First, realize that the length (x) and height (y) of the rectangle is essentially the x,y point on the curve, because the distance to the origin is simply the value of those coordinates.

For example, if the point is 3,7 the length would be 3, the height 7, and the area is 3*7 = 21.

Lets start with constraints:

Area will be

A = L*W = x*y (y in this case is f(x) )

we plug f(x) in for y and get our area equation in terms of just x

A(x) = x*f(x) = 24x - 3x^2

To find the max, we need to take the derivative and set it = 0 to find the critical points.

A '(x) = 24 - 6x

0 = 24 - 6x

x = 4 (this is the value where either the max or min will occur, but in this case there is only one, a max)

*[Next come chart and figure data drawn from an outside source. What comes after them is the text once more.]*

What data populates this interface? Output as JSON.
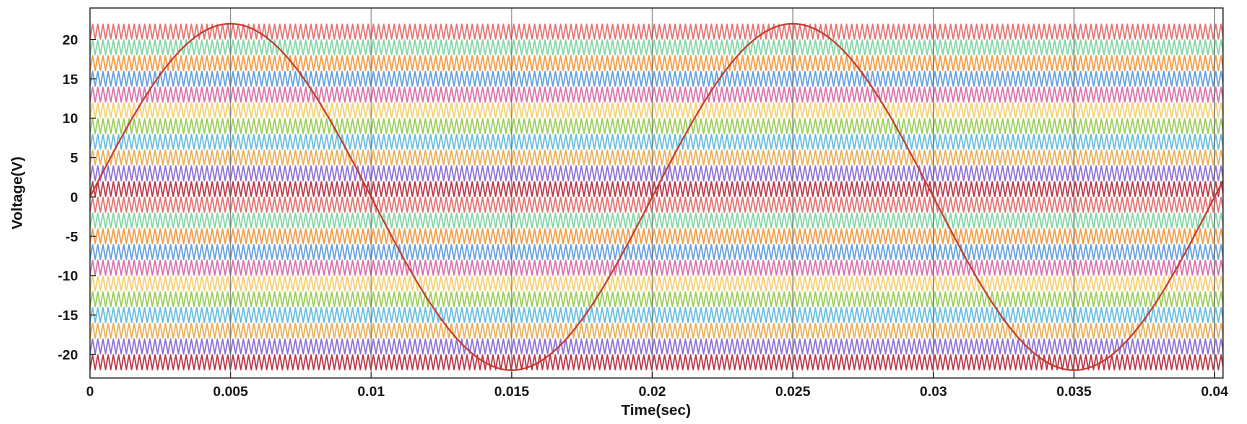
{
  "chart_data": {
    "type": "line",
    "title": "",
    "xlabel": "Time(sec)",
    "ylabel": "Voltage(V)",
    "xlim": [
      0,
      0.0403
    ],
    "ylim": [
      -23,
      24
    ],
    "grid": "vertical",
    "x_ticks": [
      0,
      0.005,
      0.01,
      0.015,
      0.02,
      0.025,
      0.03,
      0.035,
      0.04
    ],
    "x_tick_labels": [
      "0",
      "0.005",
      "0.01",
      "0.015",
      "0.02",
      "0.025",
      "0.03",
      "0.035",
      "0.04"
    ],
    "y_ticks": [
      20,
      15,
      10,
      5,
      0,
      -5,
      -10,
      -15,
      -20
    ],
    "y_tick_labels": [
      "20",
      "15",
      "10",
      "5",
      "0",
      "-5",
      "-10",
      "-15",
      "-20"
    ],
    "series": [
      {
        "role": "reference sine wave",
        "color": "#c0392b",
        "amplitude": 22,
        "frequency_hz": 50,
        "x": [
          0,
          0.0025,
          0.005,
          0.0075,
          0.01,
          0.0125,
          0.015,
          0.0175,
          0.02,
          0.0225,
          0.025,
          0.0275,
          0.03,
          0.0325,
          0.035,
          0.0375,
          0.04
        ],
        "values": [
          0,
          15.6,
          22,
          15.6,
          0,
          -15.6,
          -22,
          -15.6,
          0,
          15.6,
          22,
          15.6,
          0,
          -15.6,
          -22,
          -15.6,
          0
        ]
      },
      {
        "role": "carrier triangle waves (stacked level-shifted bands)",
        "band_count": 22,
        "band_range": [
          -22,
          22
        ],
        "band_height": 2,
        "colors": [
          "#b2182b",
          "#7b5bd0",
          "#e6a23c",
          "#4fb3d9",
          "#8cc63f",
          "#f4c95d",
          "#d45a9c",
          "#4a90d9",
          "#f28c28",
          "#6fcf97",
          "#e05a5a"
        ]
      }
    ]
  }
}
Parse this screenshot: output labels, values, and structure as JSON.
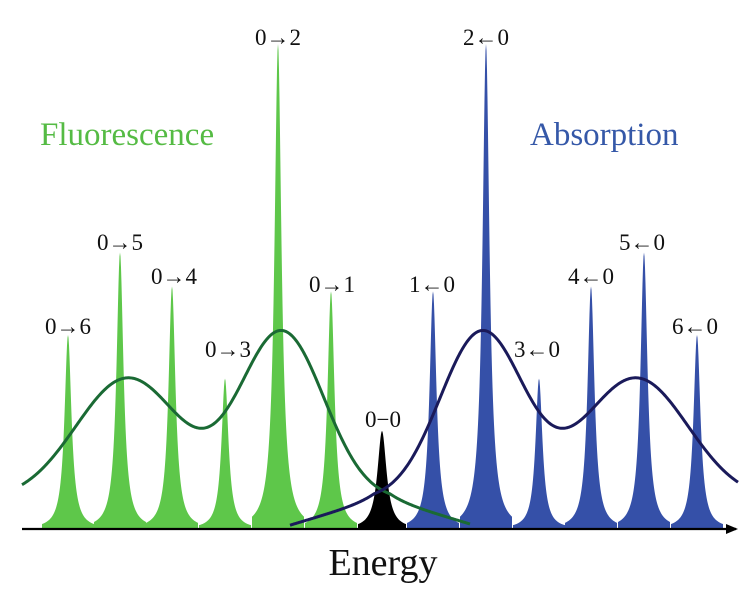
{
  "diagram": {
    "fluorescence_title": "Fluorescence",
    "absorption_title": "Absorption",
    "x_axis_label": "Energy",
    "origin_label": "0−0",
    "fluorescence_peaks": [
      {
        "label": "0→6",
        "relative_intensity": 0.4
      },
      {
        "label": "0→5",
        "relative_intensity": 0.57
      },
      {
        "label": "0→4",
        "relative_intensity": 0.5
      },
      {
        "label": "0→3",
        "relative_intensity": 0.31
      },
      {
        "label": "0→2",
        "relative_intensity": 1.0
      },
      {
        "label": "0→1",
        "relative_intensity": 0.49
      }
    ],
    "absorption_peaks": [
      {
        "label": "1←0",
        "relative_intensity": 0.49
      },
      {
        "label": "2←0",
        "relative_intensity": 1.0
      },
      {
        "label": "3←0",
        "relative_intensity": 0.31
      },
      {
        "label": "4←0",
        "relative_intensity": 0.5
      },
      {
        "label": "5←0",
        "relative_intensity": 0.57
      },
      {
        "label": "6←0",
        "relative_intensity": 0.4
      }
    ],
    "colors": {
      "fluorescence": "#5ec74a",
      "fluorescence_text": "#55bb44",
      "fluorescence_envelope": "#1a6a34",
      "absorption": "#3550a8",
      "absorption_text": "#3558a8",
      "absorption_envelope": "#1a1a5a",
      "origin": "#000000",
      "axis": "#000000"
    }
  }
}
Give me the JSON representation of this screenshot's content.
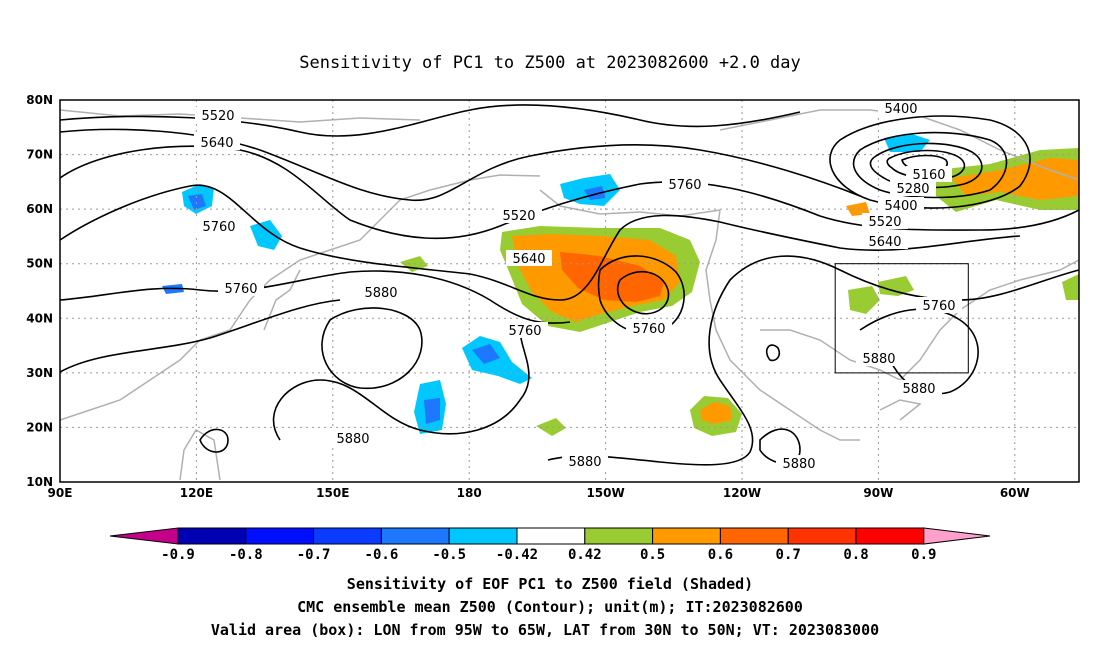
{
  "title": "Sensitivity of PC1 to Z500 at 2023082600 +2.0 day",
  "map": {
    "lon_range": [
      90,
      305
    ],
    "lat_range": [
      10,
      80
    ],
    "lat_ticks": [
      "80N",
      "70N",
      "60N",
      "50N",
      "40N",
      "30N",
      "20N",
      "10N"
    ],
    "lon_ticks": [
      "90E",
      "120E",
      "150E",
      "180",
      "150W",
      "120W",
      "90W",
      "60W"
    ],
    "valid_box": {
      "lon": [
        265,
        295
      ],
      "lat": [
        30,
        50
      ]
    },
    "grid": true
  },
  "contour_labels": [
    "5520",
    "5640",
    "5760",
    "5760",
    "5880",
    "5880",
    "5520",
    "5640",
    "5760",
    "5760",
    "5760",
    "5880",
    "5880",
    "5400",
    "5160",
    "5280",
    "5400",
    "5520",
    "5640",
    "5760",
    "5880",
    "5880"
  ],
  "colorbar": {
    "ticks": [
      "-0.9",
      "-0.8",
      "-0.7",
      "-0.6",
      "-0.5",
      "-0.42",
      "0.42",
      "0.5",
      "0.6",
      "0.7",
      "0.8",
      "0.9"
    ],
    "colors": [
      "#c2008a",
      "#0000b4",
      "#0010ff",
      "#0a3cff",
      "#1e78ff",
      "#00c8ff",
      "#ffffff",
      "#99cc33",
      "#ff9900",
      "#ff6600",
      "#ff3300",
      "#ff0000",
      "#ffa0cc"
    ]
  },
  "caption": {
    "line1": "Sensitivity of EOF PC1 to Z500 field (Shaded)",
    "line2": "CMC ensemble mean Z500 (Contour); unit(m); IT:2023082600",
    "line3": "Valid area (box): LON from 95W to 65W, LAT from 30N to 50N; VT: 2023083000"
  }
}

knowing x is the ideal length, we can find y as the ideal height y by plugging our x into f(x)

y = f(x) = 24 - 3(4) = 12

so the max area is 4*12 = 48

I recommend graphing the original area function to see how the curve reaches a max at that point of x = 4. try literally googling "graph 24x - 3x^2" Please let me know if you have other questions!